Marco Delgado*
Os debates sobre relação corpo e alma perpassam milênios e em diversas camadas da ciência, bem como das consequências desse dueto – quiçá duelo – nos dogmas religiosos. Há linhas de pensamento que estabelecem a dualidade dos elementos primários que distinguem o corpo da alma. Por outro lado, há uma miríade de abordagens que ovacionam a unicidade por equidade ou por hierarquia. Neste último caso, o corpo como instrumento das vontades da alma.
Não obstante, o objeto filosófico trazido para esse diálogo com o setor elétrico brasileiro é da inovadora ou reveladora acepção do escritor e diplomata francês Henri Bergson, laureado com o prêmio Nobel de Literatura de 1927. Em apertada síntese: independentemente da celeuma entre dualidade e unicidade há uma síntese entre o espírito (alma) e a matéria (corpo), a saber: a memória!
Destarte, o “corpo” do nosso setor elétrico pode ser compreendido pela integração física dos diversos sistemas de geração, transmissão e distribuição de energia elétrica. Neste quesito, fruto da racionalidade técnica, da viabilidade econômica e da competência e dedicação dos profissionais que planejam, operam e administram o setor, a eletricidade chega ao destino útil para ser convertida em produtos e serviços das atividades econômicas, bem como em conforto às famílias. Por sua vez, a “alma”, percebida como leis e regulamentos aplicados ao setor elétrico, está combalida e, para muitos, no limite do desencarnar. Se isso acontecer, o corpo decairá ou, neste contexto, apagará.
Para que a “alma” possa ascender novamente é inexorável ter memória: de que a política de subsídios ao carvão para fins energéticos tem sua revogação postergada desde o final do século passado; de que a redução dos preços das fontes renováveis, notadamente solar e eólica, caíram mais de 85% na última década e, por isso, são as fontes mais competitivas atualmente; e de que as regulamentações mais eficientes e modernas no âmbito internacional para micro e minigeração distribuída já reconheceram a missão cumprida dos subsídios como instrumento de incentivo. Porém, no Brasil, em posição diametralmente oposta, já é o maior epifenômeno de ineficiência e injustiça.

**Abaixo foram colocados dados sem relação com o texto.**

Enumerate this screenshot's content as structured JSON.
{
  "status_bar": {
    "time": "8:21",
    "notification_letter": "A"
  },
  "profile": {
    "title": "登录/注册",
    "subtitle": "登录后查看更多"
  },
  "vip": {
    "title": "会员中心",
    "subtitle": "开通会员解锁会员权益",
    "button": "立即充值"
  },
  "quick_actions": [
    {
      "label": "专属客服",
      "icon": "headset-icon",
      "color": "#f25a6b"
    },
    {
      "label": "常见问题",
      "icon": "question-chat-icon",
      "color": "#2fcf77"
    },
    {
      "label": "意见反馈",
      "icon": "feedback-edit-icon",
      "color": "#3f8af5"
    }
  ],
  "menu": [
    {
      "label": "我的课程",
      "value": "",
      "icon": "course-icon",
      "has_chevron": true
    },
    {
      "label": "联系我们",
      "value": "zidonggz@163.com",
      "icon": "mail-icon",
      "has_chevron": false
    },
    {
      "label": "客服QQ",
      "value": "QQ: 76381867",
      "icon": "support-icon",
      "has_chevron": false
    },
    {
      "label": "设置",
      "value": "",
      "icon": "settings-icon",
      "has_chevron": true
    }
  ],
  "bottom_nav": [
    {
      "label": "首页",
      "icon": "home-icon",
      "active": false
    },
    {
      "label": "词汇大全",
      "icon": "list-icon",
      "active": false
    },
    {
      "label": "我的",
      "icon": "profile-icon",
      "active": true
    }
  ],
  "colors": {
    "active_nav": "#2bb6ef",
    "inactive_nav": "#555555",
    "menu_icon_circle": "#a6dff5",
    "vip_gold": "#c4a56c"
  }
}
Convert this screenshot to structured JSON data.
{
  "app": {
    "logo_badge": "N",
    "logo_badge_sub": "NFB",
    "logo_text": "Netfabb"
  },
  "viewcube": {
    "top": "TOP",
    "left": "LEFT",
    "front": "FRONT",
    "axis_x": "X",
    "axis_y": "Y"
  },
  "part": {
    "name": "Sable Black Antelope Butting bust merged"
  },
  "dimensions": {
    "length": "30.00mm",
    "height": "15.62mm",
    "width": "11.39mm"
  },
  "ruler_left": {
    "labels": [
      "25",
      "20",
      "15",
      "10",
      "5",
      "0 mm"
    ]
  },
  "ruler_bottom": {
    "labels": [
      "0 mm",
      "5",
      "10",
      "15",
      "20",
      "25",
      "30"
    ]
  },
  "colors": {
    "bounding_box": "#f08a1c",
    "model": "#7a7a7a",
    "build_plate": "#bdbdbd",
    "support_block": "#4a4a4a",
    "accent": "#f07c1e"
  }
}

Em “Matéria e Memória” de Bergson encontramos uma passagem inquietante e pertinente a esta crônica: “[…] O último plano de nossa memória, a imagem extrema, é a ponta movente que nosso passado lança a todo momento em nosso futuro…”. Por isso, quanto mais o Parlamento usurpar as atribuições das instituições de regulação, de planejamento e de operação setorial, quanto mais benesses de subsídios e isenções ao arrepio da racionalidade e bom senso forem para as letras da lei, decerto, mais curtailment, mais desperdício e mais caras serão as tarifas de eletricidade que restarão aos consumidores. Além das lembranças dos fatos, espero que nosso Parlamento tenha uma consciência bergsoniana no trâmite da Medida Provisória 1.300/2025 a benefício da sociedade.
* Marco Delgado é doutor em Planejamento Energético e ex-conselheiro da CCEE (Câmara de Comercialização de Energia).